Häberle wrote: ↑Sun Nov 04, 2018 9:05 pm -1100
Es ist mit Sicherheit auch sinnvoll, Varianten abzubilden, um das Ergebnis unterschiedlichen Verhaltens darstellbar zu machen.
Ja, auf den Nutzen verschiedener untersuchter Varianten sollte man immer wieder ausdrücklich hinweisen.
Ist man gezwungen, mangels definitiver Vorgaben bestimmte Kennwerte (Materialdaten, Randbedingungen, sonstige Einstellungen ...) selbstständig zu ermitteln oder auszuwählen, ist es sehr nützlich eine Vorstellung davon zu haben, wie groß der Einfluss des betreffenden Kennwerts auf die vorliegende Simulation überhaupt ist. Eine solche Abschätzung kann aber mit WUFI selbst vorgenommen werden.

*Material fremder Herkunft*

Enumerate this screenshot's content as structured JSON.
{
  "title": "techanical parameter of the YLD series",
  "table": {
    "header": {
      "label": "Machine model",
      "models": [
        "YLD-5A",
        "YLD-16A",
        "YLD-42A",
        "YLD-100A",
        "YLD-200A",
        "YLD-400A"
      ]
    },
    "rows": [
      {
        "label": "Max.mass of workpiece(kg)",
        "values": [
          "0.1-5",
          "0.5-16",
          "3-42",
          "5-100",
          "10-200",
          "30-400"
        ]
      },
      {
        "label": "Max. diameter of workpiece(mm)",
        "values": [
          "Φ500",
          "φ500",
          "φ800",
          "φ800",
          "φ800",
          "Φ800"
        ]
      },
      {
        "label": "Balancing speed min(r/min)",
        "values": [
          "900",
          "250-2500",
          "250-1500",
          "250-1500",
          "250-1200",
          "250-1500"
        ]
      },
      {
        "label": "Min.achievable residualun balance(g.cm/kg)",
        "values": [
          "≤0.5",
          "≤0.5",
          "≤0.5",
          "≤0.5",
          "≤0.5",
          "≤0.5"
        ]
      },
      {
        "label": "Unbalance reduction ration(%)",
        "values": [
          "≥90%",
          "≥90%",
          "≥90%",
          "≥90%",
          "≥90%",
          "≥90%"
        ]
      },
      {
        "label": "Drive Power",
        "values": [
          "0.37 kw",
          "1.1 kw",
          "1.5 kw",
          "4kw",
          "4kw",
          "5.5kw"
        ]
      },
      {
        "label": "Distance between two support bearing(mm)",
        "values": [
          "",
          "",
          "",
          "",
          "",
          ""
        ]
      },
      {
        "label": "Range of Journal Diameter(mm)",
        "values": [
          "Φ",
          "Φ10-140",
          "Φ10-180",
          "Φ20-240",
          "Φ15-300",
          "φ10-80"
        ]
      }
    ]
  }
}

Beispielsweise kann Flüssigtransport in einem kapillaraktiven Material die hygrothermischen Vorgänge im simulierten Bauteil maßgeblich beeinflussen. Müssen also für ein neues Material die Flüssigtransportkoeffizienten stets bestimmt werden? Und muss das mit genauesten Messverfahren geschehen, oder genügt eine Abschätzung (wie etwa über den w-Wert)? Unter Umständen ja, unter Umständen aber auch nicht.
Befindet sich das kapillaraktive Material im Bauteilaufbau an einer Stelle, die nicht von flüssigem Wasser (aufgenommener Regen, Kondensat) erreicht wird, dann kommt seine Fähigkeit zum Flüssigtransport gar nicht zum Tragen. In einem solchen Fall können eventuell die Flüssigtransportkoeffizienten ganz fortgelassen werden, allenfalls genügt eine einfache Abschätzung.
Eine ähnliche Situation besteht, wenn sich das Material zwar an einer Stelle befindet, an der flüssiges Wasser konstruktionsbedingt grundsätzlich auftreten
kann, im vorliegenden Fall aber nicht wirklich auftritt, weil beispielsweise die anliegenden Wetterbedingungen so trocken sind und auch keinerlei Kondensat anfällt.
In einem solchen Fall kann man mit dem betreffenden Aufbau eine Serie von Simulationen durchführen, bei denen die Flüssigtransportkoeffizienten in einem plausiblen Rahmen durchvariiert werden (eine so genannte Sensitivitätsanalyse). Weisen die Ergebnisse nur eine geringe Variationsbreite auf, so dass insbesondere die angestrebte
Bewertung - z.B. bestanden / nicht bestanden - dieselbe bleibt, dann kann auf die detaillierte Berücksichtigung des Flüssigtransports verzichtet werden.
Stellt sich andererseits heraus, dass die Ergebnisse und insbesondere auch deren
Bewertung sehr empfindlich von den Flüssigtransporteigenschaften des Materials abhängen, dann muss entsprechender Aufwand bei der Ermittlung dieser Eigenschaften betrieben werden. Es liegt dann aber auch der konkrete Nachweis vor, dass dieser Aufwand im vorliegenden Fall unumgänglich ist.
Ähnliche Betrachtungen gelten auch für die anderen Materialkenndaten, für die Übergangskoeffizienten, die klimatischen Randbedingungen usw. Für Materialdatensätze, die für
alle denkbaren Situationen verwendbar sein sollen (wie etwa die in WUFIs Materialdatenbank), müssen natürlich möglichst auch
alle Kenndaten mit möglichst großer (vertretbarer) Vollständigkeit und Genauigkeit ermittelt werden.